What these studies make clear is something trans users already know: that these platforms are not insulated from the biases of the society they exist in. They replicate them, sometimes more efficiently.
A trans man I spoke to described meeting someone through Bumble and being struck, not by anything exceptional, but by the absence of tension .“We just… spoke,” he said. “About work, about how bad traffic was that day, about where to eat. It didn’t feel like I was being assessed.”
He paused for a moment before adding, “I kept waiting for the point where it would turn into a conversation about me being trans. It just didn’t.”
They’ve been seeing each other for a few months now, and what stands out to him is how little of the relationship is organised around explanation.
“It’s not that she doesn’t know,” he said. “It’s that it’s not the most interesting thing about me to her. ”Because for many trans people, the experience of dating is shaped by these subtler negotiations. Being desired, but not publicly.
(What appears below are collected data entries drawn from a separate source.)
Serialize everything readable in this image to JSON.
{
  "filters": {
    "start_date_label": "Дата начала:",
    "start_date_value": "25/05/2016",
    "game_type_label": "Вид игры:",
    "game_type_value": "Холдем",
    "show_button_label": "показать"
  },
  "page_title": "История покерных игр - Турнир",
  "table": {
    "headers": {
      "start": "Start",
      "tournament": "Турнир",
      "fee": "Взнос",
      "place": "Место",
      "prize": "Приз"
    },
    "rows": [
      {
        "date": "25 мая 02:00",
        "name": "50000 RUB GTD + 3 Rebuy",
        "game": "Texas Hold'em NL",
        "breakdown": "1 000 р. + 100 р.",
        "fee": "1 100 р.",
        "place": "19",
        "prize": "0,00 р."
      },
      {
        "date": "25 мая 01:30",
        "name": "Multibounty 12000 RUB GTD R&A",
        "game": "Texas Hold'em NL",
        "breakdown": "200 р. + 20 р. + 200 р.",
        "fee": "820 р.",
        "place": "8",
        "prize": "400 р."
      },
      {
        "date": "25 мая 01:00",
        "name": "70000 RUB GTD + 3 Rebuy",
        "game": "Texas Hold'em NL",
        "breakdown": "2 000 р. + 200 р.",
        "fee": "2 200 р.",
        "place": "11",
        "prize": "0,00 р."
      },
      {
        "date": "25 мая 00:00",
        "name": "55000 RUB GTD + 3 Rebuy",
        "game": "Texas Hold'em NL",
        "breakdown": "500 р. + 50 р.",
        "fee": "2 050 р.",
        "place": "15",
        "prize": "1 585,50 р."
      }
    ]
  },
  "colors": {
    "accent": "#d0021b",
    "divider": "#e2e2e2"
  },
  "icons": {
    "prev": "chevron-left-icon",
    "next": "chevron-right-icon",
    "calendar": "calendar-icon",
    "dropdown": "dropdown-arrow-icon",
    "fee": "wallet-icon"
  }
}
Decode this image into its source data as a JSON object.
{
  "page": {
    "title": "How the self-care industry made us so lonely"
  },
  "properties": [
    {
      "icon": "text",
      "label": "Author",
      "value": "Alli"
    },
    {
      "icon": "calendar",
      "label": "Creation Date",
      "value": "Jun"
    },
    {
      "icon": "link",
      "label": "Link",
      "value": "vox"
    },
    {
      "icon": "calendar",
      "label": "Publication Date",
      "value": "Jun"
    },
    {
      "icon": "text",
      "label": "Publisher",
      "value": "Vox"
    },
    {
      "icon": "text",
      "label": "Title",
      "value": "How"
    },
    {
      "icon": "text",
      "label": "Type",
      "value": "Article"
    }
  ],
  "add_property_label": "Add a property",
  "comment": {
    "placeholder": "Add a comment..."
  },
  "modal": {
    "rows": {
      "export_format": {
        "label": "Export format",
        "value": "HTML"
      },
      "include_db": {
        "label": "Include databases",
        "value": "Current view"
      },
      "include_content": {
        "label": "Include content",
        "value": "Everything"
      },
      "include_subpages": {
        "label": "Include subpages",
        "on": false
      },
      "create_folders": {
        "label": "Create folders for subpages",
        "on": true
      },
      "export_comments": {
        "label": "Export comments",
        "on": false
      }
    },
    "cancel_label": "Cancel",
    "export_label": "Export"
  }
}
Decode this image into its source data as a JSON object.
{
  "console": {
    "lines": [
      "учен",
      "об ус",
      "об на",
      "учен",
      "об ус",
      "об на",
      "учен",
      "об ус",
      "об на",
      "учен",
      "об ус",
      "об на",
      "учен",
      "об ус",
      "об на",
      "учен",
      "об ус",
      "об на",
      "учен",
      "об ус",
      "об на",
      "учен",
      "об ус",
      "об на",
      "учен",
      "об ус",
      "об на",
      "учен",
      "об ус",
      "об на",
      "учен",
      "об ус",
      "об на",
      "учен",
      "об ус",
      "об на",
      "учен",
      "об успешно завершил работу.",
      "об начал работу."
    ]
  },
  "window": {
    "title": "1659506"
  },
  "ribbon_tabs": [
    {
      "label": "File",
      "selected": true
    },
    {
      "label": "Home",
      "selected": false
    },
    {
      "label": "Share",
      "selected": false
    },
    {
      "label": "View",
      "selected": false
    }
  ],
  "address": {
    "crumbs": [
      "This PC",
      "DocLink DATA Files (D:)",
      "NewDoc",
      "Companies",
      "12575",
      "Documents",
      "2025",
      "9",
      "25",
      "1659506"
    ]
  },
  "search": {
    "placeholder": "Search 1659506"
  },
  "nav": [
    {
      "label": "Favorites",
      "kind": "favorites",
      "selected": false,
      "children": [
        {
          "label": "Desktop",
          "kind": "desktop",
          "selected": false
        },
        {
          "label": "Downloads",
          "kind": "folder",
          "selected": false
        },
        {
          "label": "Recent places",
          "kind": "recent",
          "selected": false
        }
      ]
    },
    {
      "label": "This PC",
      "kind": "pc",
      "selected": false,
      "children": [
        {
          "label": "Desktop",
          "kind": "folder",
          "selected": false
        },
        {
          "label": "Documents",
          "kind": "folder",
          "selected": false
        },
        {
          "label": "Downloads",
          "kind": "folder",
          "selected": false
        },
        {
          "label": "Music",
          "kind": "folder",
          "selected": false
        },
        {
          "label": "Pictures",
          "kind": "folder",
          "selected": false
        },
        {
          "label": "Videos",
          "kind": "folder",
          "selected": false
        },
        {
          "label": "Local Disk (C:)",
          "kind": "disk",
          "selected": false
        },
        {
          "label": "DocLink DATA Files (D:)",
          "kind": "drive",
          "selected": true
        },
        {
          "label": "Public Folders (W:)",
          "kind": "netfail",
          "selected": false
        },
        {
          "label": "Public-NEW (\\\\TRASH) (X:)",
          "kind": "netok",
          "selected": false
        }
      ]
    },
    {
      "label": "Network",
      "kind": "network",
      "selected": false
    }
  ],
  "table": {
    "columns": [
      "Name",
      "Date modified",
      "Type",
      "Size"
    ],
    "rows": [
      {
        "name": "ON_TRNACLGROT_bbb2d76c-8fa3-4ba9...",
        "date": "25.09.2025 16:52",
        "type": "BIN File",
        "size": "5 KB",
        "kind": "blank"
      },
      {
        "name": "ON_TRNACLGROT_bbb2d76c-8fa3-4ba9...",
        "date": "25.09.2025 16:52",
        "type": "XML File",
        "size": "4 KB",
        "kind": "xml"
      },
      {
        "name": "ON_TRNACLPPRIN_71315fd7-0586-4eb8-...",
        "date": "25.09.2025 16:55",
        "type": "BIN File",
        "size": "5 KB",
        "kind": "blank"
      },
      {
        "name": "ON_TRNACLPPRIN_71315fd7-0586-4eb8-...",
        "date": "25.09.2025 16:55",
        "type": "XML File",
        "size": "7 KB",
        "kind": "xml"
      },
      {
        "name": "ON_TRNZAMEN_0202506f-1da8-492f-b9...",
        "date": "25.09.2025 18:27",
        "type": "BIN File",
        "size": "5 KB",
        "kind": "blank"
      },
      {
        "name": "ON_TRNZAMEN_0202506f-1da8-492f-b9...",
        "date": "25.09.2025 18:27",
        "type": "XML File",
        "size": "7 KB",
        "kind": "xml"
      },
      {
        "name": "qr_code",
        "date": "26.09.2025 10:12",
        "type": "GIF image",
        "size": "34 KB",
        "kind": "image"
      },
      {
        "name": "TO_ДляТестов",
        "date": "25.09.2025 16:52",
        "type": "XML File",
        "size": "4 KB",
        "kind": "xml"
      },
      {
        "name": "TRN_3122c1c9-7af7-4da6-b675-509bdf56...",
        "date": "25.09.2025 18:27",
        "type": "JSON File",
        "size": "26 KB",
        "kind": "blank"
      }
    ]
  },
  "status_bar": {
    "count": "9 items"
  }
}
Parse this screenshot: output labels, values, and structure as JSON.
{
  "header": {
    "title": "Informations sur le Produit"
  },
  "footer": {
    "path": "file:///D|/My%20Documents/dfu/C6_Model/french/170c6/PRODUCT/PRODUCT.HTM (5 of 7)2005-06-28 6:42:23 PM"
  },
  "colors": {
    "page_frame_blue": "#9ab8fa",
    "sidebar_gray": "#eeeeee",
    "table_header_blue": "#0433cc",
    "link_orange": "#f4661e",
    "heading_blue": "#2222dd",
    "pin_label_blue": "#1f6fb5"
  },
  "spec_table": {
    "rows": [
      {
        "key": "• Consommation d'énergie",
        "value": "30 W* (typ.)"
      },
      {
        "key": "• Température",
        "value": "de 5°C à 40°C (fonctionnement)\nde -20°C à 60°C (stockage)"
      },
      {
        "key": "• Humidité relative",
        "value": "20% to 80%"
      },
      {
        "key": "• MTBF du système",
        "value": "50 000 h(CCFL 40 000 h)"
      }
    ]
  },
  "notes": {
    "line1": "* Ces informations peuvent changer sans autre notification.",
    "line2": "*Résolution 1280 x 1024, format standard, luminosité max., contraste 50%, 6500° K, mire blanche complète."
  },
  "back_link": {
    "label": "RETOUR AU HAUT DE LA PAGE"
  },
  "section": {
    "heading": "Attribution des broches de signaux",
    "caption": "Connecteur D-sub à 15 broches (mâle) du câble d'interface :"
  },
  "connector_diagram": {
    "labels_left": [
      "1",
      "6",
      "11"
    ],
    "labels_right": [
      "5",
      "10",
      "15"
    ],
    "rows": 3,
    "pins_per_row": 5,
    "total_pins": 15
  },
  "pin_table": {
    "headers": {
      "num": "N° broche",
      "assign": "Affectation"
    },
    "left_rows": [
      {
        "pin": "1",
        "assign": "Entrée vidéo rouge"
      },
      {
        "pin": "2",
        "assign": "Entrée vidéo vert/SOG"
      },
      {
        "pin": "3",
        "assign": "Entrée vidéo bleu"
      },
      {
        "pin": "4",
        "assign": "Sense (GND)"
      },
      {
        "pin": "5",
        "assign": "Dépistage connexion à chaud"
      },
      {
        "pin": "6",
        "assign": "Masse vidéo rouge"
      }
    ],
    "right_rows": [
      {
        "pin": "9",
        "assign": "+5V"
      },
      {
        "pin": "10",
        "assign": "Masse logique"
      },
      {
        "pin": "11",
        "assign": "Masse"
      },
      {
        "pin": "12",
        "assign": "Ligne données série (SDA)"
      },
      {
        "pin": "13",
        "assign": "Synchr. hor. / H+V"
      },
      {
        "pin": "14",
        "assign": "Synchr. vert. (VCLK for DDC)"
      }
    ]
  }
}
Being accepted, but conditionally. Being visible, but only as long as that visibility can be managed.
And this is where the law begins to echo the personal. It is framed as governance, as order, as the need for systems that can distinguish between what is valid and what is not. But when applied to identity, it begins to take shape as scrutiny. As many trans people will tell you, has a way of seeping into everything.
And perhaps that is where the real shift lies. Not in definitions or documentation, but in the difficult work of allowing people to exist without turning them into questions that need answering.